For he and the Democrats couldn’t be such backwards “isolationists” in not wanting to see that dynamic, “broadminded, internationalism” transferred to the Western Hemisphere also?  Still, the last time anyone looked, and despite then candidate Sen Obama’s Berlin speechmaking reveries, the EU is not one “state,” but a grouping of independent countries.  (A Dutch neighbor of ours would probably faint at the assertion it isn’t: “The EU is about free trade and movement, not about destroying our individual countries!”)  Nicolas Sarkozy and Angela Merkel would likely also be among the first certainly to agree.

And even if the New Statesman somehow thinks otherwise.  Also that same “Labour source” feels the U.S. under an Obama ought to have a major say on Britain’s proper role within that EU?  Voicing that so casually is little short of shocking.  After all, the core criticism of the Bush administration from the British left has always been that Bush (he’s indeed a four-letter word to most of them) had attempted to control and direct the British “poodle.”

Obviously, though, the British left prefers Britain’s foreign policy be directed from a bit closer: Brussels.  Meaning, essentially Paris.  That Mr Cameron’s pro-Americanism and Atlanticism and, more importantly, his passion for “independent Britain” are rather at odds with that and also is well-reflective of the views of millions of other (definitely unimportant) British, is clearly immaterial.  Voters?  What the heck do they matter?:

…Cameron continues to preside over the most anti-European parliamentary party in Conservative history…

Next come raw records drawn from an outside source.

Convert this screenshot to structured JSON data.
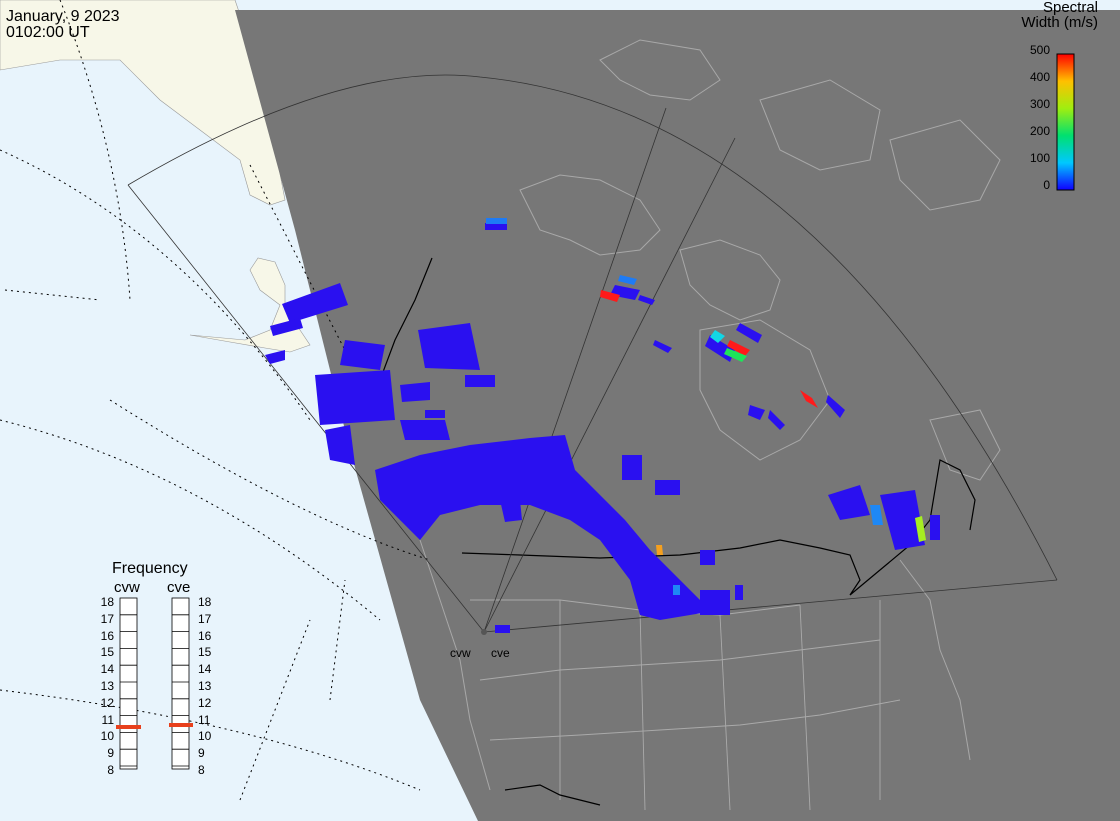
{
  "header": {
    "date": "January, 9 2023",
    "time": "0102:00 UT"
  },
  "colorbar": {
    "title_line1": "Spectral",
    "title_line2": "Width (m/s)",
    "ticks": [
      "500",
      "400",
      "300",
      "200",
      "100",
      "0"
    ],
    "range": [
      0,
      500
    ]
  },
  "frequency": {
    "title": "Frequency",
    "columns": [
      {
        "label": "cvw",
        "value_mhz": 10.6
      },
      {
        "label": "cve",
        "value_mhz": 10.7
      }
    ],
    "ticks": [
      "18",
      "17",
      "16",
      "15",
      "14",
      "13",
      "12",
      "11",
      "10",
      "9",
      "8"
    ],
    "marker_color": "#e8401c"
  },
  "sites": {
    "west": "cvw",
    "east": "cve"
  },
  "colors": {
    "ocean": "#e8f4fc",
    "land_day": "#f7f7e8",
    "night": "#777777",
    "echo": "#2a10f0",
    "grid": "#000000"
  }
}
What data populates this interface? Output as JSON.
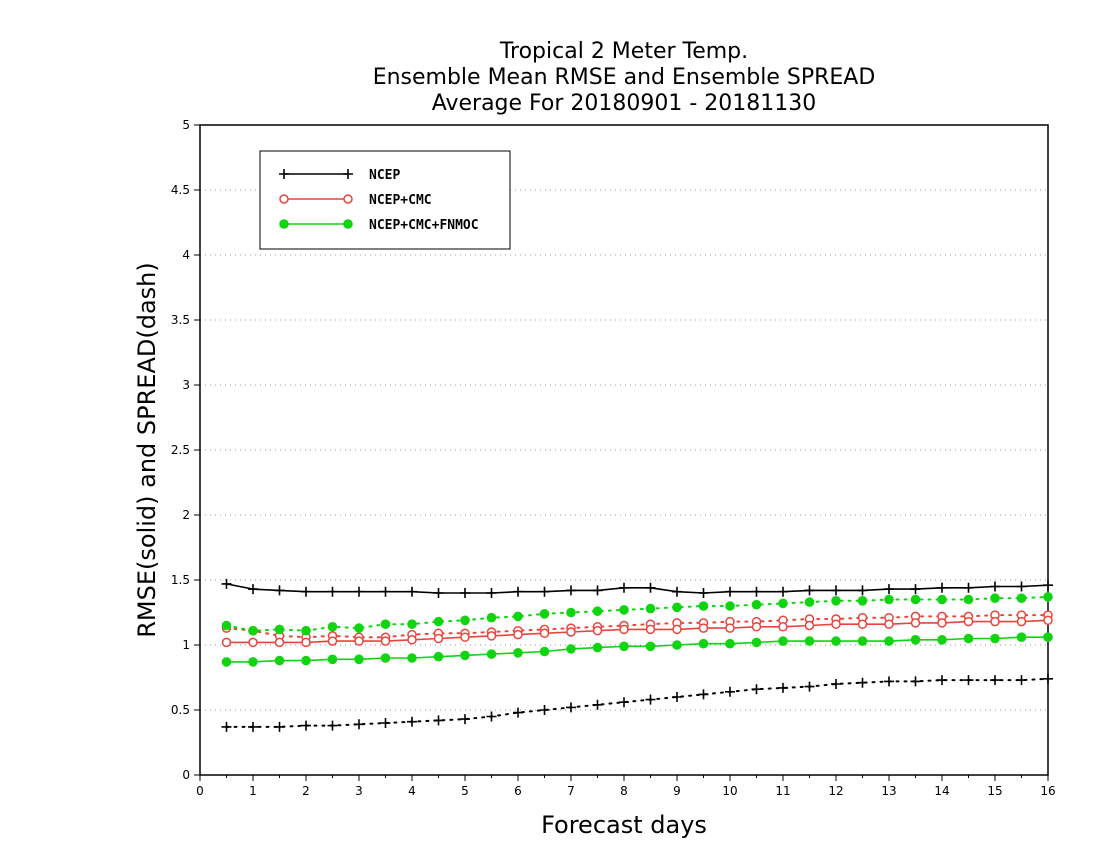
{
  "chart_data": {
    "type": "line",
    "title_lines": [
      "Tropical 2 Meter Temp.",
      "Ensemble Mean RMSE and Ensemble SPREAD",
      "Average For 20180901 - 20181130"
    ],
    "xlabel": "Forecast days",
    "ylabel": "RMSE(solid) and SPREAD(dash)",
    "xlim": [
      0,
      16
    ],
    "ylim": [
      0,
      5
    ],
    "x_ticks": [
      "0",
      "1",
      "2",
      "3",
      "4",
      "5",
      "6",
      "7",
      "8",
      "9",
      "10",
      "11",
      "12",
      "13",
      "14",
      "15",
      "16"
    ],
    "y_ticks": [
      "0",
      "0.5",
      "1",
      "1.5",
      "2",
      "2.5",
      "3",
      "3.5",
      "4",
      "4.5",
      "5"
    ],
    "grid": "horizontal-dotted",
    "legend_position": "top-left",
    "x": [
      0.5,
      1,
      1.5,
      2,
      2.5,
      3,
      3.5,
      4,
      4.5,
      5,
      5.5,
      6,
      6.5,
      7,
      7.5,
      8,
      8.5,
      9,
      9.5,
      10,
      10.5,
      11,
      11.5,
      12,
      12.5,
      13,
      13.5,
      14,
      14.5,
      15,
      15.5,
      16
    ],
    "series": [
      {
        "name": "NCEP",
        "color": "#000000",
        "marker": "plus",
        "rmse": [
          1.47,
          1.43,
          1.42,
          1.41,
          1.41,
          1.41,
          1.41,
          1.41,
          1.4,
          1.4,
          1.4,
          1.41,
          1.41,
          1.42,
          1.42,
          1.44,
          1.44,
          1.41,
          1.4,
          1.41,
          1.41,
          1.41,
          1.42,
          1.42,
          1.42,
          1.43,
          1.43,
          1.44,
          1.44,
          1.45,
          1.45,
          1.46
        ],
        "spread": [
          0.37,
          0.37,
          0.37,
          0.38,
          0.38,
          0.39,
          0.4,
          0.41,
          0.42,
          0.43,
          0.45,
          0.48,
          0.5,
          0.52,
          0.54,
          0.56,
          0.58,
          0.6,
          0.62,
          0.64,
          0.66,
          0.67,
          0.68,
          0.7,
          0.71,
          0.72,
          0.72,
          0.73,
          0.73,
          0.73,
          0.73,
          0.74
        ]
      },
      {
        "name": "NCEP+CMC",
        "color": "#e8443c",
        "marker": "open-circle",
        "rmse": [
          1.02,
          1.02,
          1.02,
          1.02,
          1.03,
          1.03,
          1.03,
          1.04,
          1.05,
          1.06,
          1.07,
          1.08,
          1.09,
          1.1,
          1.11,
          1.12,
          1.12,
          1.12,
          1.13,
          1.13,
          1.14,
          1.14,
          1.15,
          1.16,
          1.16,
          1.16,
          1.17,
          1.17,
          1.18,
          1.18,
          1.18,
          1.19
        ],
        "spread": [
          1.13,
          1.11,
          1.07,
          1.06,
          1.07,
          1.06,
          1.06,
          1.08,
          1.09,
          1.09,
          1.1,
          1.11,
          1.12,
          1.13,
          1.14,
          1.15,
          1.16,
          1.17,
          1.17,
          1.18,
          1.18,
          1.19,
          1.2,
          1.2,
          1.21,
          1.21,
          1.22,
          1.22,
          1.22,
          1.23,
          1.23,
          1.23
        ]
      },
      {
        "name": "NCEP+CMC+FNMOC",
        "color": "#11d411",
        "marker": "filled-circle",
        "rmse": [
          0.87,
          0.87,
          0.88,
          0.88,
          0.89,
          0.89,
          0.9,
          0.9,
          0.91,
          0.92,
          0.93,
          0.94,
          0.95,
          0.97,
          0.98,
          0.99,
          0.99,
          1.0,
          1.01,
          1.01,
          1.02,
          1.03,
          1.03,
          1.03,
          1.03,
          1.03,
          1.04,
          1.04,
          1.05,
          1.05,
          1.06,
          1.06
        ],
        "spread": [
          1.15,
          1.11,
          1.12,
          1.11,
          1.14,
          1.13,
          1.16,
          1.16,
          1.18,
          1.19,
          1.21,
          1.22,
          1.24,
          1.25,
          1.26,
          1.27,
          1.28,
          1.29,
          1.3,
          1.3,
          1.31,
          1.32,
          1.33,
          1.34,
          1.34,
          1.35,
          1.35,
          1.35,
          1.35,
          1.36,
          1.36,
          1.37
        ]
      }
    ]
  }
}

Mr Cameron’s and his party are undoubtedly just another bunch of “isolationist” bigots, backed by “isolationist” bigots.  It’s astonishing they are allowed in parliament.  One wonders, when does the party get “banned?

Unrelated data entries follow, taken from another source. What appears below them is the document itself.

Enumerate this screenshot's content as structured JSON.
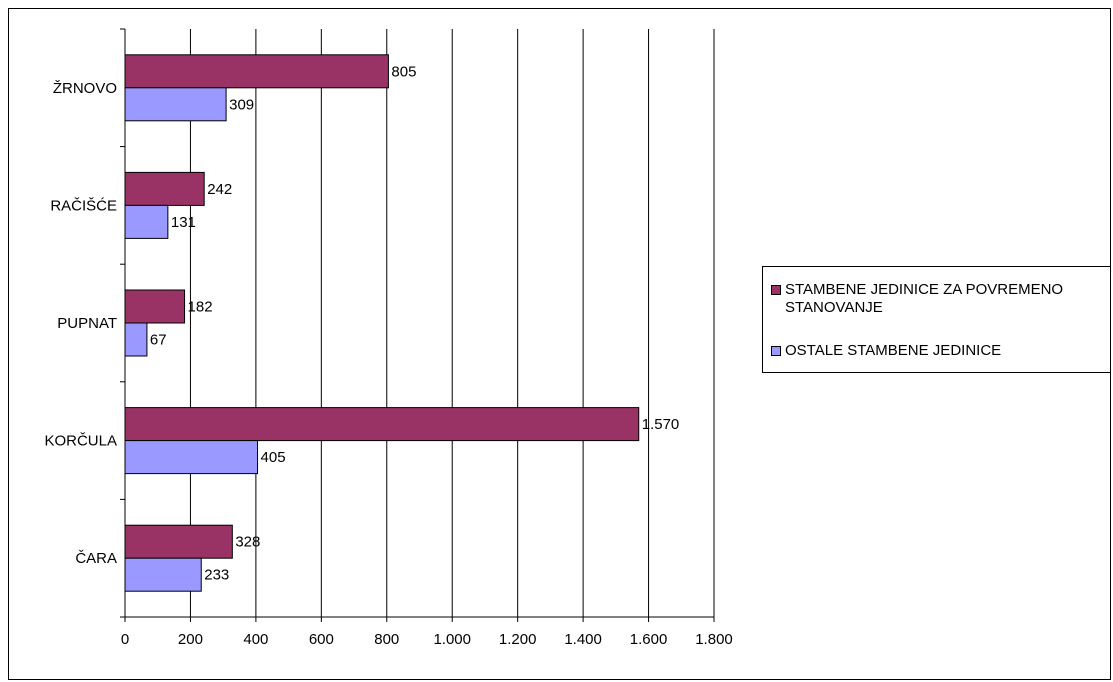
{
  "chart_data": {
    "type": "bar",
    "orientation": "horizontal",
    "categories": [
      "ŽRNOVO",
      "RAČIŠĆE",
      "PUPNAT",
      "KORČULA",
      "ČARA"
    ],
    "series": [
      {
        "name": "STAMBENE JEDINICE ZA POVREMENO STANOVANJE",
        "color": "#993366",
        "values": [
          805,
          242,
          182,
          1570,
          328
        ],
        "labels": [
          "805",
          "242",
          "182",
          "1.570",
          "328"
        ]
      },
      {
        "name": "OSTALE STAMBENE JEDINICE",
        "color": "#9999FF",
        "values": [
          309,
          131,
          67,
          405,
          233
        ],
        "labels": [
          "309",
          "131",
          "67",
          "405",
          "233"
        ]
      }
    ],
    "xlim": [
      0,
      1800
    ],
    "xticks": [
      0,
      200,
      400,
      600,
      800,
      1000,
      1200,
      1400,
      1600,
      1800
    ],
    "xtick_labels": [
      "0",
      "200",
      "400",
      "600",
      "800",
      "1.000",
      "1.200",
      "1.400",
      "1.600",
      "1.800"
    ],
    "grid": "vertical",
    "legend_position": "right",
    "legend_lines": [
      [
        "STAMBENE JEDINICE ZA POVREMENO",
        "STANOVANJE"
      ],
      [
        "OSTALE STAMBENE JEDINICE"
      ]
    ]
  }
}
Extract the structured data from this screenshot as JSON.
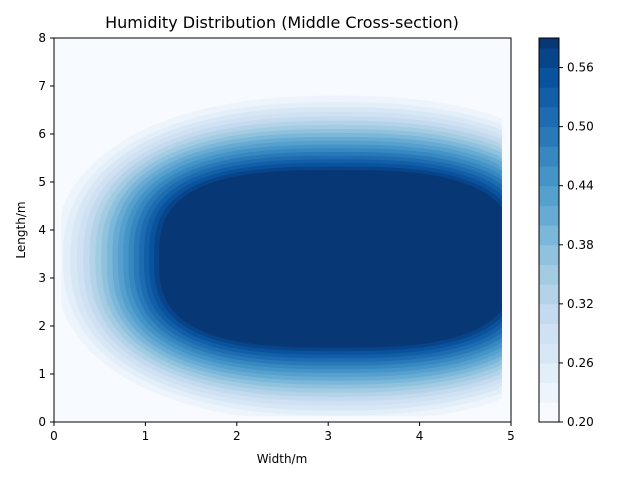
{
  "chart_data": {
    "type": "filled_contour",
    "title": "Humidity Distribution (Middle Cross-section)",
    "xlabel": "Width/m",
    "ylabel": "Length/m",
    "xlim": [
      0,
      5
    ],
    "ylim": [
      0,
      8
    ],
    "x_ticks": [
      "0",
      "1",
      "2",
      "3",
      "4",
      "5"
    ],
    "y_ticks": [
      "0",
      "1",
      "2",
      "3",
      "4",
      "5",
      "6",
      "7",
      "8"
    ],
    "colormap": "Blues",
    "colorbar": {
      "range": [
        0.2,
        0.59
      ],
      "tick_values": [
        0.2,
        0.26,
        0.32,
        0.38,
        0.44,
        0.5,
        0.56
      ],
      "tick_labels": [
        "0.20",
        "0.26",
        "0.32",
        "0.38",
        "0.44",
        "0.50",
        "0.56"
      ],
      "level_step": 0.02
    },
    "field": {
      "description_values": {
        "background": 0.2,
        "core_max": 0.59
      },
      "core_center": [
        3.1,
        3.4
      ],
      "core_semi_axes": [
        1.95,
        1.85
      ],
      "outer_semi_axes": [
        3.1,
        3.4
      ],
      "plateau_extent": [
        1.9,
        1.85
      ],
      "x_cut": 4.9
    },
    "colors": {
      "light": "#f7fbff",
      "dark": "#08306b",
      "axis": "#000000"
    }
  }
}
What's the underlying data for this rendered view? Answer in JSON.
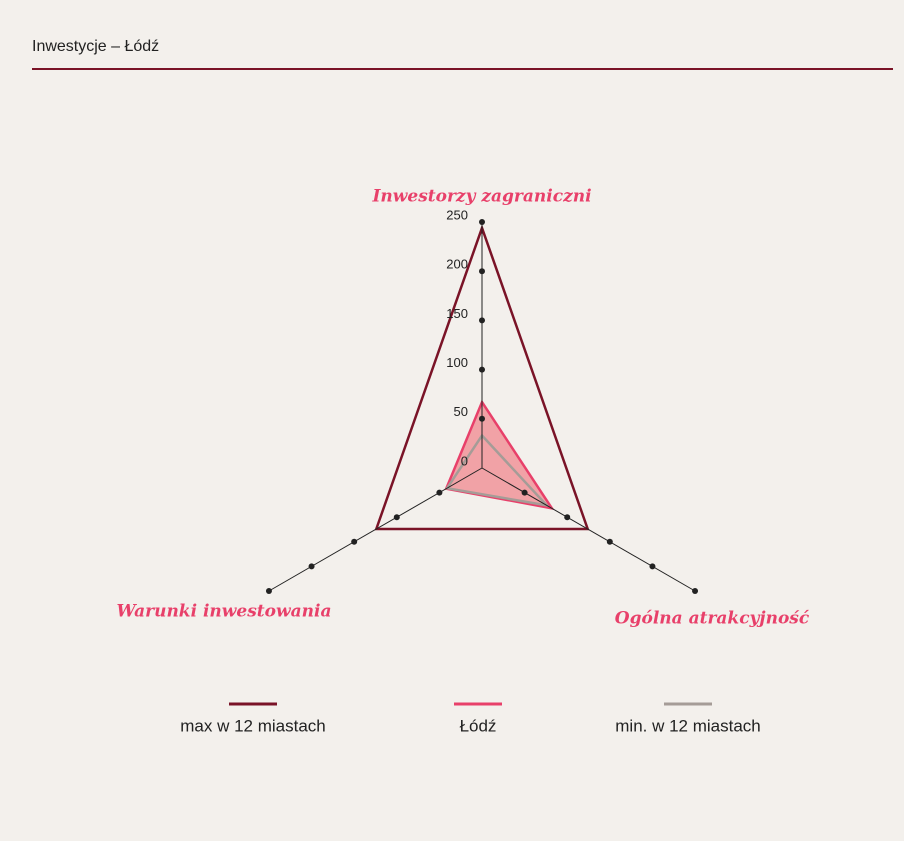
{
  "chart_data": {
    "type": "radar",
    "title": "Inwestycje – Łódź",
    "categories": [
      "Inwestorzy zagraniczni",
      "Ogólna atrakcyjność",
      "Warunki inwestowania"
    ],
    "series": [
      {
        "name": "max w 12 miastach",
        "color": "#7a1327",
        "values": [
          244,
          124,
          124
        ]
      },
      {
        "name": "Łódź",
        "color": "#e8406a",
        "values": [
          67,
          82,
          42
        ]
      },
      {
        "name": "min. w 12 miastach",
        "color": "#a59c97",
        "values": [
          33,
          76,
          41
        ]
      }
    ],
    "rlim": [
      0,
      250
    ],
    "rticks": [
      0,
      50,
      100,
      150,
      200,
      250
    ]
  }
}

But given those contrived parameters, the article actually makes sense, for the New Statesmen hopes, desperately, that President Obama and “Europe” will save the British left from the British voter.  After all, the publication, and increasingly it seems Labour, appear to have little use for an independent Britain.  Except when European institutions inexplicably step on Labour domestic power grabs, that is.

So that bizarre over-reading and interpretation of a supposed Obama slap at the man who will win the next election and become Britain’s next prime minister, is about what one would have expected from the New Statesman.